What kind of inputs? A voltage input would be ideal. Preferably some sort of differential voltage input.

What I envision as a sensor setup is four pairs of differentially wired thermocouples. One junction of each differential pair would be thermal epoxied to the CPU substrate at a corner and the other junction of the pair would be thermal epoxied to the motherboard at the corner of the socket. With all eight junctions glued down, the differential pairs would be soldered in series. This setup would give a 0V output when the average of the four dT's was 0.

A simple amplifier would go between the thermocouples and the PID controller input. The gain (scaling) accuracy of the amp would be irrelevant since the goal would be to maintain the PID controllers input at 0. Only the offset of the amp would matter.

Of course, doing this leaves you with a CPU that is glued to a tether attached to the mobo, but why should anything be convenient?

Quote:
Originally posted by pHaestus
[b]do you think they could handle soldering wires in such tight quarters?
I don't know what the pin spacing on the A64's is like, but assuming it is similar to a P4 Northwood...

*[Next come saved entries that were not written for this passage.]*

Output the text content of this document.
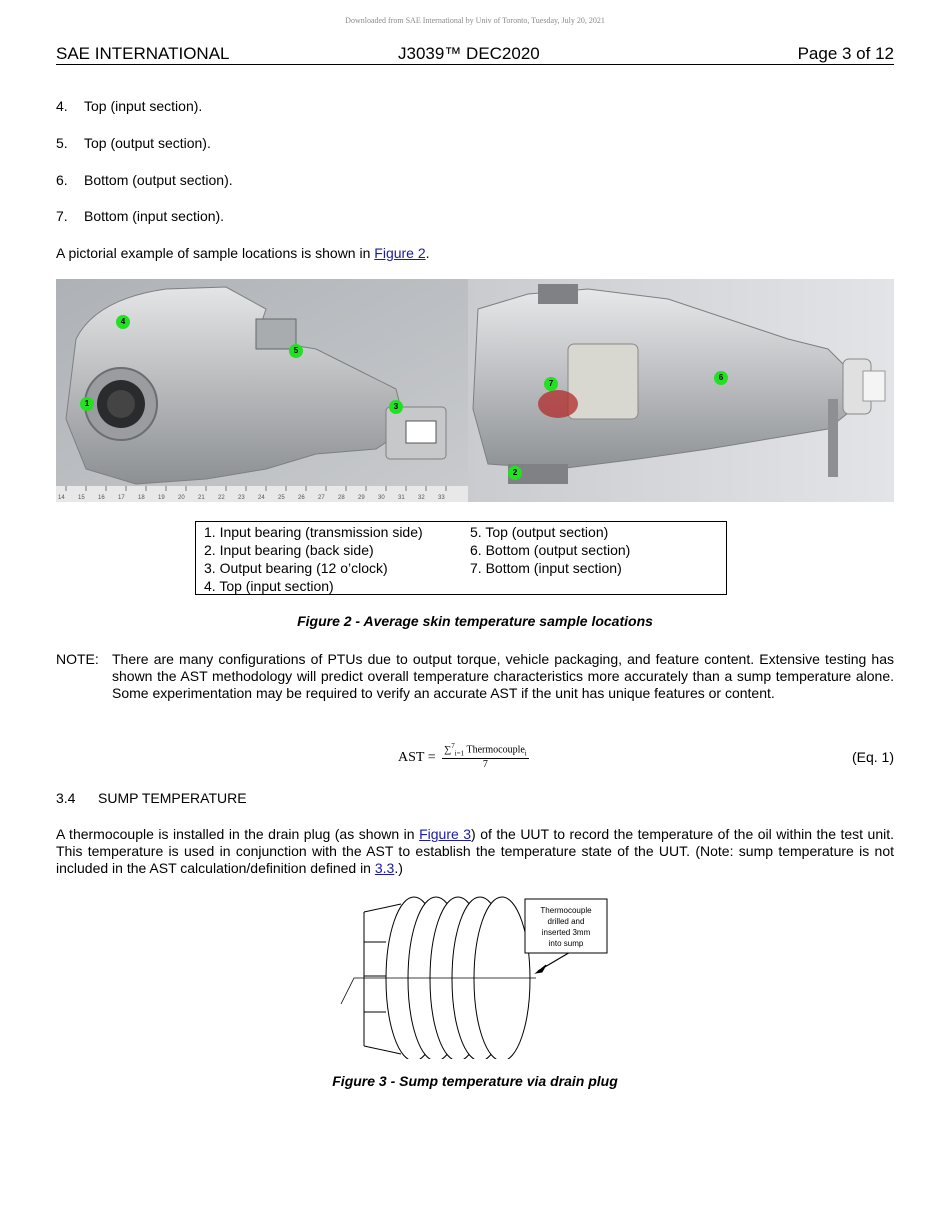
Downloaded from SAE International by Univ of Toronto, Tuesday, July 20, 2021
SAE INTERNATIONAL	J3039™ DEC2020	Page 3 of 12
4. Top (input section).
5. Top (output section).
6. Bottom (output section).
7. Bottom (input section).
A pictorial example of sample locations is shown in Figure 2.
14 15 16 17 18 19 20 21 22 23 24 25 26 27 28 29 30 31 32 33
4
5
1	3
7
6
2
1. Input bearing (transmission side)
2. Input bearing (back side)
3. Output bearing (12 o’clock)
4. Top (input section)
5. Top (output section)
6. Bottom (output section)
7. Bottom (input section)
Figure 2 - Average skin temperature sample locations
NOTE: There are many configurations of PTUs due to output torque, vehicle packaging, and feature content. Extensive testing has shown the AST methodology will predict overall temperature characteristics more accurately than a sump temperature alone. Some experimentation may be required to verify an accurate AST if the unit has unique features or content.
AST =
∑$^7_{i=1}$ Thermocouple$_i$
7	(Eq. 1)
3.4 SUMP TEMPERATURE
A thermocouple is installed in the drain plug (as shown in Figure 3) of the UUT to record the temperature of the oil within the test unit. This temperature is used in conjunction with the AST to establish the temperature state of the UUT. (Note: sump temperature is not included in the AST calculation/definition defined in 3.3.)
Thermocouple
drilled and
inserted 3mm
into sump
Figure 3 - Sump temperature via drain plug
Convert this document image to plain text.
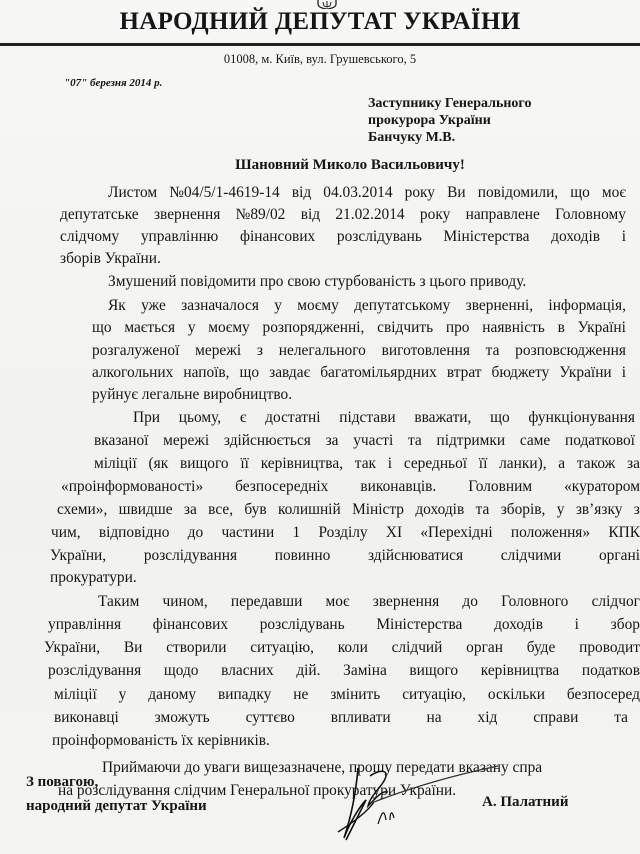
НАРОДНИЙ ДЕПУТАТ УКРАЇНИ
01008, м. Київ, вул. Грушевського, 5
"07" березня 2014 р.
Заступнику Генерального
прокурора України
Банчуку М.В.
Шановний Миколо Васильовичу!
Листом №04/5/1-4619-14 від 04.03.2014 року Ви повідомили, що моє
депутатське звернення №89/02 від 21.02.2014 року направлене Головному
слідчому управлінню фінансових розслідувань Міністерства доходів і
зборів України.
Змушений повідомити про свою стурбованість з цього приводу.
Як уже зазначалося у моєму депутатському зверненні, інформація,
що мається у моєму розпорядженні, свідчить про наявність в Україні
розгалуженої мережі з нелегального виготовлення та розповсюдження
алкогольних напоїв, що завдає багатомільярдних втрат бюджету України і
руйнує легальне виробництво.
При цьому, є достатні підстави вважати, що функціонування
вказаної мережі здійснюється за участі та підтримки саме податкової
міліції (як вищого її керівництва, так і середньої її ланки), а також за
«проінформованості» безпосередніх виконавців. Головним «куратором
схеми», швидше за все, був колишній Міністр доходів та зборів, у зв’язку з
чим, відповідно до частини 1 Розділу XI «Перехідні положення» КПК
України, розслідування повинно здійснюватися слідчими органі
прокуратури.
Таким чином, передавши моє звернення до Головного слідчог
управління фінансових розслідувань Міністерства доходів і збор
України, Ви створили ситуацію, коли слідчий орган буде проводит
розслідування щодо власних дій. Заміна вищого керівництва податков
міліції у даному випадку не змінить ситуацію, оскільки безпосеред
виконавці зможуть суттєво впливати на хід справи та
проінформованість їх керівників.
Приймаючи до уваги вищезазначене, прошу передати вказану спра
на розслідування слідчим Генеральної прокуратури України.
З повагою,
народний депутат України	А. Палатний
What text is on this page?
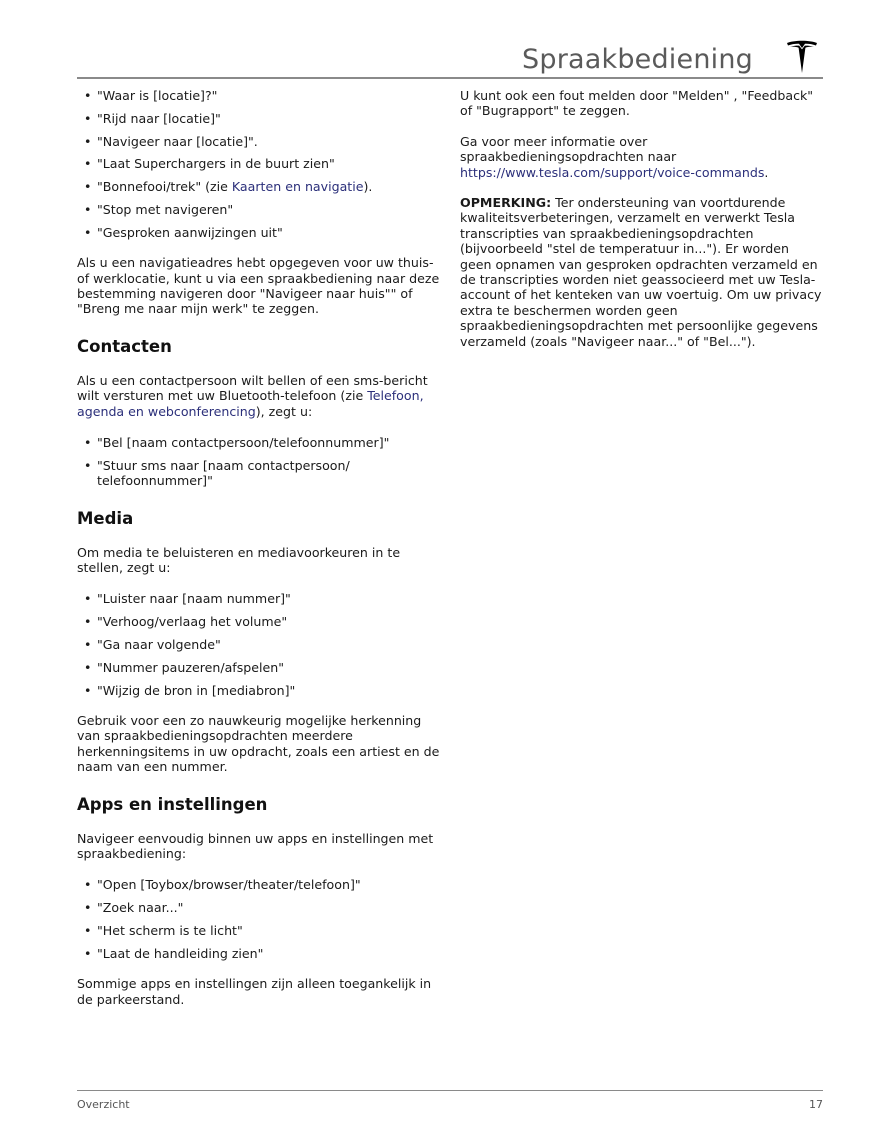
Spraakbediening
• "Waar is [locatie]?"
• "Rijd naar [locatie]"
• "Navigeer naar [locatie]".
• "Laat Superchargers in de buurt zien"
• "Bonnefooi/trek" (zie Kaarten en navigatie).
• "Stop met navigeren"
• "Gesproken aanwijzingen uit"

Als u een navigatieadres hebt opgegeven voor uw thuis- of werklocatie, kunt u via een spraakbediening naar deze bestemming navigeren door "Navigeer naar huis"" of "Breng me naar mijn werk" te zeggen.

Contacten

Als u een contactpersoon wilt bellen of een sms-bericht wilt versturen met uw Bluetooth-telefoon (zie Telefoon, agenda en webconferencing), zegt u:

• "Bel [naam contactpersoon/telefoonnummer]"
• "Stuur sms naar [naam contactpersoon/ telefoonnummer]"
Media

Om media te beluisteren en mediavoorkeuren in te stellen, zegt u:

• "Luister naar [naam nummer]"
• "Verhoog/verlaag het volume"
• "Ga naar volgende"
• "Nummer pauzeren/afspelen"
• "Wijzig de bron in [mediabron]"

Gebruik voor een zo nauwkeurig mogelijke herkenning van spraakbedieningsopdrachten meerdere herkenningsitems in uw opdracht, zoals een artiest en de naam van een nummer.

Apps en instellingen

Navigeer eenvoudig binnen uw apps en instellingen met spraakbediening:

• "Open [Toybox/browser/theater/telefoon]"
• "Zoek naar..."
• "Het scherm is te licht"
• "Laat de handleiding zien"

Sommige apps en instellingen zijn alleen toegankelijk in de parkeerstand.

U kunt ook een fout melden door "Melden" , "Feedback" of "Bugrapport" te zeggen.

Ga voor meer informatie over spraakbedieningsopdrachten naar https://www.tesla.com/support/voice-commands.

OPMERKING: Ter ondersteuning van voortdurende kwaliteitsverbeteringen, verzamelt en verwerkt Tesla transcripties van spraakbedieningsopdrachten (bijvoorbeeld "stel de temperatuur in..."). Er worden geen opnamen van gesproken opdrachten verzameld en de transcripties worden niet geassocieerd met uw Tesla-account of het kenteken van uw voertuig. Om uw privacy extra te beschermen worden geen spraakbedieningsopdrachten met persoonlijke gegevens verzameld (zoals "Navigeer naar..." of "Bel...").

Overzicht	17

I'd say if the two diode pins were 'at the edge of the forest', then yes. If the diode pins are not along an edge of the grid, I don't see a way to do it. The best that might be done is to solder wires to the tips of the pins, but then serious surgery would need to be done to the socket to get the CPU installed. Not something I'd take on with an expensive chip.

Quote:
Originally posted by pHaestus
[b]Also I am wondering if my money and time might not be better spent on finishing die simulator
Definitely a good question.

In terms of benefit to the watercooling community as a whole, the die simulator is almost definitely the better investment. While the results of this CPU testing may well be very interesting to a few of us, I doubt that much of practical value would come of it.

However, what you enjoy doing is the most important criteria, IMO.